The notices were sent to the women under Sections 107, 111 and 113 of the CrPC. Section 107 states that a District Magistrate is empowered to act if he feels any person is likely to commit a breach of the peace or disturb the public tranquility or to do any wrongful act that may probably occasion a breach of the peace or disturb the public tranquility. Section 111 notes that when a Magistrate is acting under section 107, section 108, section 109 or section 110, the DM shall make an order in writing, setting forth the substance of the information received, the amount of the bond to be executed, the term for which it is to be in force.
The notice, which addresses most women respondent as ‘he’ instead of ‘she’, states that the person created nuisance by shouting loudly and quarrelled with the public on the issue of Citizenship Amendment Act. The notice mentions that the women used filthy language and threatened the public with dire consequences. The letter claims that there was serious tension between the respondents and the public and that there would be a disturbance of peace and public tranquillity.
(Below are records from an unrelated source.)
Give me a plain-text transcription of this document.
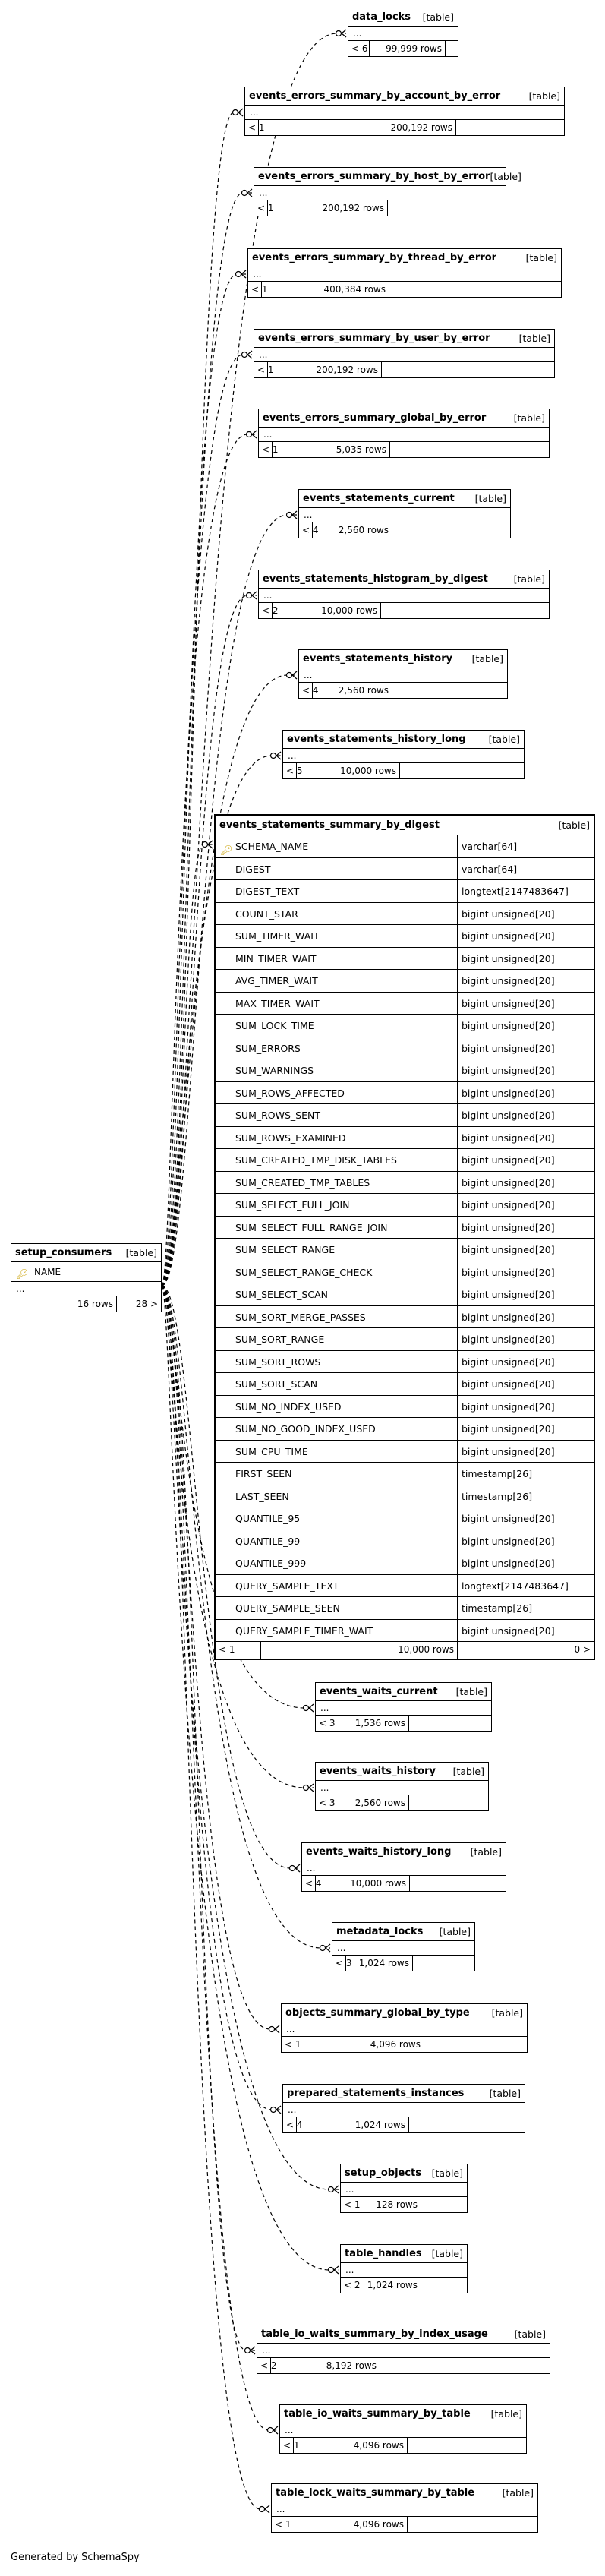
setup_consumers [table]
🔑︎ NAME
...
16 rows	28 >
events_statements_summary_by_digest	[table]
🔑︎ SCHEMA_NAME	varchar[64]
DIGEST	varchar[64]
DIGEST_TEXT	longtext[2147483647]
COUNT_STAR	bigint unsigned[20]
SUM_TIMER_WAIT	bigint unsigned[20]
MIN_TIMER_WAIT	bigint unsigned[20]
AVG_TIMER_WAIT	bigint unsigned[20]
MAX_TIMER_WAIT	bigint unsigned[20]
SUM_LOCK_TIME	bigint unsigned[20]
SUM_ERRORS	bigint unsigned[20]
SUM_WARNINGS	bigint unsigned[20]
SUM_ROWS_AFFECTED	bigint unsigned[20]
SUM_ROWS_SENT	bigint unsigned[20]
SUM_ROWS_EXAMINED	bigint unsigned[20]
SUM_CREATED_TMP_DISK_TABLES	bigint unsigned[20]
SUM_CREATED_TMP_TABLES	bigint unsigned[20]
SUM_SELECT_FULL_JOIN	bigint unsigned[20]
SUM_SELECT_FULL_RANGE_JOIN	bigint unsigned[20]
SUM_SELECT_RANGE	bigint unsigned[20]
SUM_SELECT_RANGE_CHECK	bigint unsigned[20]
SUM_SELECT_SCAN	bigint unsigned[20]
SUM_SORT_MERGE_PASSES	bigint unsigned[20]
SUM_SORT_RANGE	bigint unsigned[20]
SUM_SORT_ROWS	bigint unsigned[20]
SUM_SORT_SCAN	bigint unsigned[20]
SUM_NO_INDEX_USED	bigint unsigned[20]
SUM_NO_GOOD_INDEX_USED	bigint unsigned[20]
SUM_CPU_TIME	bigint unsigned[20]
FIRST_SEEN	timestamp[26]
LAST_SEEN	timestamp[26]
QUANTILE_95	bigint unsigned[20]
QUANTILE_99	bigint unsigned[20]
QUANTILE_999	bigint unsigned[20]
QUERY_SAMPLE_TEXT	longtext[2147483647]
QUERY_SAMPLE_SEEN	timestamp[26]
QUERY_SAMPLE_TIMER_WAIT	bigint unsigned[20]
< 1	10,000 rows	0 >
data_locks [table]
...
< 6	99,999 rows
events_errors_summary_by_account_by_error	[table]
...
< 1	200,192 rows
events_errors_summary_by_host_by_error [table]
...
< 1	200,192 rows
events_errors_summary_by_thread_by_error	[table]
...
< 1	400,384 rows
events_errors_summary_by_user_by_error	[table]
...
< 1	200,192 rows
events_errors_summary_global_by_error	[table]
...
< 1	5,035 rows
events_statements_current [table]
...
< 4	2,560 rows
events_statements_histogram_by_digest	[table]
...
< 2	10,000 rows
events_statements_history [table]
...
< 4	2,560 rows
events_statements_history_long [table]
...
< 5	10,000 rows
events_waits_current [table]
...
< 3	1,536 rows
events_waits_history [table]
...
< 3	2,560 rows
events_waits_history_long [table]
...
< 4	10,000 rows
metadata_locks [table]
...
< 3 1,024 rows
objects_summary_global_by_type [table]
...
< 1	4,096 rows
prepared_statements_instances	[table]
...
< 4	1,024 rows
setup_objects [table]
...
< 1	128 rows
table_handles [table]
...
< 2 1,024 rows
table_io_waits_summary_by_index_usage	[table]
...
< 2	8,192 rows
table_io_waits_summary_by_table [table]
...
< 1	4,096 rows
table_lock_waits_summary_by_table	[table]
...
< 1	4,096 rows
Generated by SchemaSpy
However, counter to these allegations by the Delhi Police, the sit-in has been organised on a vacant footpath near Nizamuddin and vehicular traffic has not been disrupted or blocked by the protestors.
“The police have lied in the notices that were sent to us. There was never an altercation either with the public or between ourselves. The police themselves were disrupting us when we began to sit here. They pushed us around and told us that we were instigating people to violence. Nothing of that sort has happened here. They accused me of using filthy language while speaking to the protestors and when speaking on the dais. Neither have I given a speech here, nor have I ever used foul language. I have only recited poems. There is nothing wrong in reciting poems,” said 26-year-old Nida Rabbani, who was served a notice. She is pursuing her B.Ed. currently.
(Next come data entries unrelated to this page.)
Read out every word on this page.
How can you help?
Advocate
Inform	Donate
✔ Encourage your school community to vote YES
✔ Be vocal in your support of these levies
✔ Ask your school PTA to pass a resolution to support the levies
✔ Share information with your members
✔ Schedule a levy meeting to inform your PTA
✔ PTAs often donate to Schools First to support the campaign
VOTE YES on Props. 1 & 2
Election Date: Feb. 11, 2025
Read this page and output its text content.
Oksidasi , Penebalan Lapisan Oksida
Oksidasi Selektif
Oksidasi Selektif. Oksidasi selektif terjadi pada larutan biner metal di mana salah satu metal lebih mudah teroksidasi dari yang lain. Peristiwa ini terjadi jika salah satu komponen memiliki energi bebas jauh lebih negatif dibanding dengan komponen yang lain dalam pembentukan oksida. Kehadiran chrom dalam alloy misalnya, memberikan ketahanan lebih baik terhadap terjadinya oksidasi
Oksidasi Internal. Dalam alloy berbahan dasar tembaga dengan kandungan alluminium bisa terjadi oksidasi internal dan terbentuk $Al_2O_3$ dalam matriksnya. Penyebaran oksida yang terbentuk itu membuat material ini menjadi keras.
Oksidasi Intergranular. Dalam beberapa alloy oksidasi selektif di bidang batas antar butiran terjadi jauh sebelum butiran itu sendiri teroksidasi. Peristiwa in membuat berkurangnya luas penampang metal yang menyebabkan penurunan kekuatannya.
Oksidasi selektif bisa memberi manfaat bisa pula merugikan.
“We don’t speak foul language at home, how will we speak that in public? All that I have ever said at the protests were about Citizenship Amendment Act and National Register of Citizens. And these were all informative sessions and never a speech. The police are lying. Another police officer warned that this was only the beginning and they would slap criminal cases on us,” said another woman, who had also got the notice, but did not want to be named.
The protests at Nizamuddin locality have been going on since January 15, but it was on January 26 that the residents of the area decided to begin the sit-in protest. But it being at the corner of Lodhi Road and Jungpura, the police were not willing to let the protestors sit. “They didn’t want us to put up an awning or sit on the corner of the road. The police began fighting with the women to deny permission, but the men put up the tarpaulin. To halt us, the police switched off the electricity in the area, but across the road and less than 500 meters from here, electricity was not shut off. Three buses full of policemen in riot gear arrived. But we stood our ground and eventually the police backed off,” said Najma, another protestor.
Several of the women who were served notices went to the police station on February 3 and informed the SHO that that they would appear on February 10 as they needed time to respond to the allegations.